Başarı… “Neye göre, kime göre?” diye düşünmek lazım. Ben, şunun farkındayım ki medyatik veya fenomen olmayan birçok yazarın belki de bir çırpıda okuyup bitirecek kadar kaliteli ve donanımlı yazılmış çoğu kitabı satış rekorları kırmıyor. “Peki, kitap başarısız mı oldu şimdi?” diye ben soruyorum. 

Benim için kitabın binlerce kişiye ulaşmasından ziyade ulaştığı kişiye ne kattığı önemli. Kitap, okuyucusu tarafından özümsenip okuyucusuna pozitif katkı sağladıysa başarıya ulaşma yolunda en büyük adımı atmış demektir. 

Kitabınızı bir okur gözünden nasıl değerlendirirsiniz?

Hayatta her şeyin bir üstü vardır. İyisi, daha iyisi, en iyisi... Bu nedenle elbetteki eksikleri vardır hayatta hiçbir şeyin dört dörtlük olmaması gibi. 

Ben; Yıldızlı Masallar’ı okuyucunun sahipleneceğini, aktarmak istediklerini özümseyeceğini düşünüyorum. 

Yazarken örnek aldığınız, izinden gitmeyi hedeflediğiniz yazarlar var mı?

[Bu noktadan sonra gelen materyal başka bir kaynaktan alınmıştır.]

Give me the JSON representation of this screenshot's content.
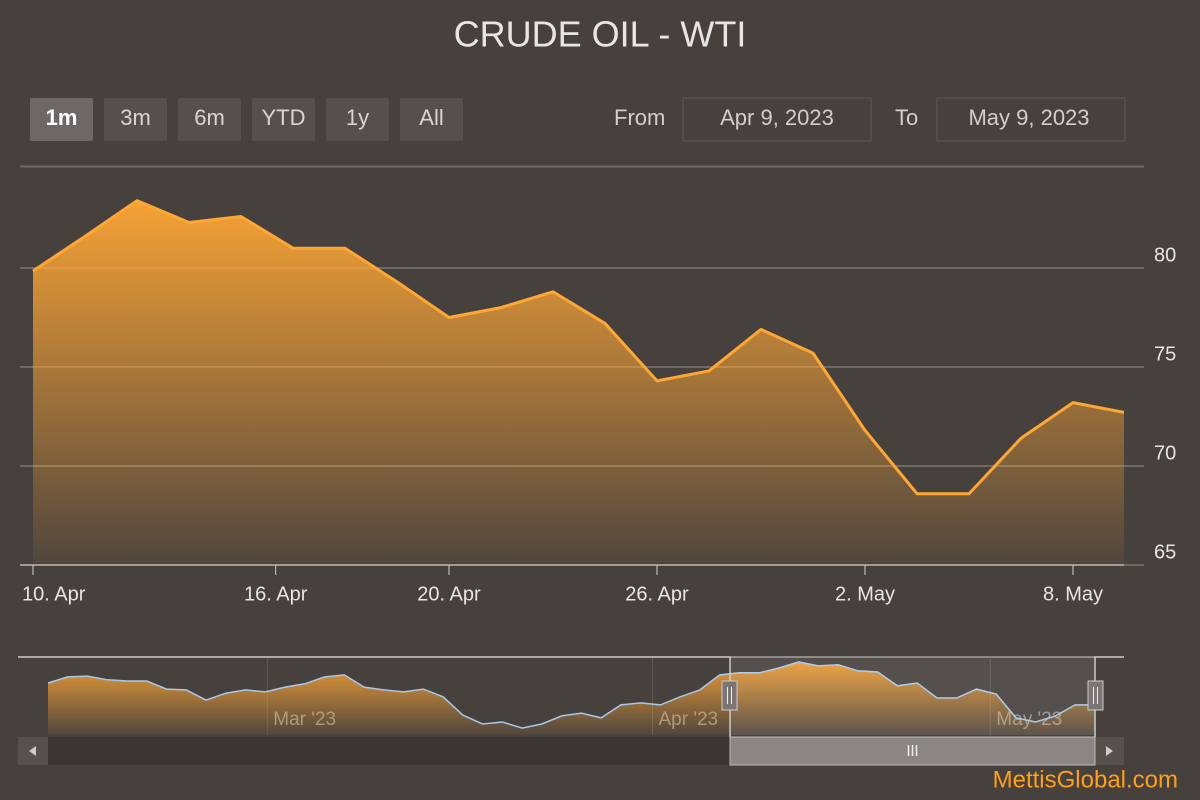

Yıldızlı Masallar’ı yazarken örnek aldığım kimse olmadı. İçimden geldiği gibi, zihnimden döküldüğü gibi kalemime yansıttım. 

İzinden gitmeyi düşündüğüm bir yazar yok; çünkü ben, arı gibi her çiçekten bal almayı ve kovanda oluşan o tatlı sonucu görmeyi çok seviyorum. Bana çok şey kattığını düşündüğüm yazarların kitaplarını okuyarak özümsenmesi gerekenleri kendi kişilik gelişimime katıyorum; ama her zaman özgün kalmayı hedefliyorum. 

Hazırlık aşamasında olan farklı bir eseriniz var mı?

Evet, ‘damakta tat bırakacak türden’ derler ya, o kıvamda yazdığım bir öykü kitabı ve resimlerini kendim çizmeyi planladığım yeni bir çocuk kitabı var. 

Son olarak gazetemiz okurlarına neler söylemek istersiniz?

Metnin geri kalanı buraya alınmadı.